The presiding judge finishes questioning Aksinya.  He hands the questioning to the prosecuting attorney.  He has no questions because Aksinya has basically declared her own guilt.  So, the questioning turns to Herr Lopuhin (Father Dobrushin).  Again, this is a way to keep you from forgetting the change in this character.  Remember, it is a change that Aksinya doesn't fully understand. 

Father Dobrushin's questioning is to show that Aksinya herself never made any contract or had any direct contact with any of the men who accused her of fraud--everything was done in her name, but she had no control over it.  It is yet to be seen if this strategy will work or even if it will do any good.  For now, it is the best Father Dobrushin can provide.  The point about money is cultural.  Nobles rarely carried money--they had servants who were entrusted with this responsibility.  Father Dobrushin brings out the point--he knew Aksinya was a noble's noble.  She would certainly never carry money.  Her courier or Natalya would have been entrusted with it.  He also brings this trust for Natalya into the court records.

The court takes a slight recess, and Aksinya and Father Dobrushin speak together.  The first question is meant to convey Aksinya's change to you.  She knows she once lied, but she has determined not to lie again.  Father Dobrushin's query is due to Aksinya's seemingly self harmful responses in the court.  He doesn't wish her to lie, but he wishes she wouldn't tell everything.

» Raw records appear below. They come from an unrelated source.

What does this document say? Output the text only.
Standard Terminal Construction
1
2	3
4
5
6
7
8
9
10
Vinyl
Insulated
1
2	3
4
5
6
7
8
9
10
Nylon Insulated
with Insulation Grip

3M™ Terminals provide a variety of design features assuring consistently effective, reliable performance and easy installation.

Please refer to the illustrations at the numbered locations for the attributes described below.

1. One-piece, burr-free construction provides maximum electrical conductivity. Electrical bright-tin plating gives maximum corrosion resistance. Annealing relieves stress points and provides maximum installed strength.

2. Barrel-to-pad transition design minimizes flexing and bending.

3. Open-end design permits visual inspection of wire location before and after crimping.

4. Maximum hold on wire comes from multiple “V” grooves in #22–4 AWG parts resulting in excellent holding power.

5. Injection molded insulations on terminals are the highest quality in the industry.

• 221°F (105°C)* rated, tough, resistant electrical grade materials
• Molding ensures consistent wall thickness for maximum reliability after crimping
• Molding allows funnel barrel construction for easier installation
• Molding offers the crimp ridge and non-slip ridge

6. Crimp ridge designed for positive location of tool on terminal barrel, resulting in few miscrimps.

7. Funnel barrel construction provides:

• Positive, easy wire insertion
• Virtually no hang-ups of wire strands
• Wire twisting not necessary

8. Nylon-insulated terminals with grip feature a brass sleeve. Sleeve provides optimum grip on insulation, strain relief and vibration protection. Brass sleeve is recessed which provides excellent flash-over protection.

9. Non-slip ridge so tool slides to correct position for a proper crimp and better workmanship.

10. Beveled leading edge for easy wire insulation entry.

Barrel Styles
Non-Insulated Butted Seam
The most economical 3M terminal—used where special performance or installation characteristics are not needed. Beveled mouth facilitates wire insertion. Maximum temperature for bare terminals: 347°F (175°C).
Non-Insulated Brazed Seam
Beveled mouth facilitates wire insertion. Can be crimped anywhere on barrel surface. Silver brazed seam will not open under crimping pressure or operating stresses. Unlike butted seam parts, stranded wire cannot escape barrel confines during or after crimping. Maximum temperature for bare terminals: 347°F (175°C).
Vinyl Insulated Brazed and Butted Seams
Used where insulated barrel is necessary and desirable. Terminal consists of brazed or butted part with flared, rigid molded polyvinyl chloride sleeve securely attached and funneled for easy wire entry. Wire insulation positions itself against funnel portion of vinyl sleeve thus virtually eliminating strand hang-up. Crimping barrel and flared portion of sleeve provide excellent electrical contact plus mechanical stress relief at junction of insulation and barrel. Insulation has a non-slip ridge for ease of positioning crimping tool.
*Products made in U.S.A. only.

Then we get some information about Father Dobrushin.  You might have guessed he was a lawyer.  He is a trained lawyer--much as Martin Luther was trained as a lawyer.  We also get the reason he was sent to Wien--he is to take care of the Russian immigrants using his skills.  This is new and in depth information for us and for Aksinya.  Tomorrow, Aksinya's status and the first witness.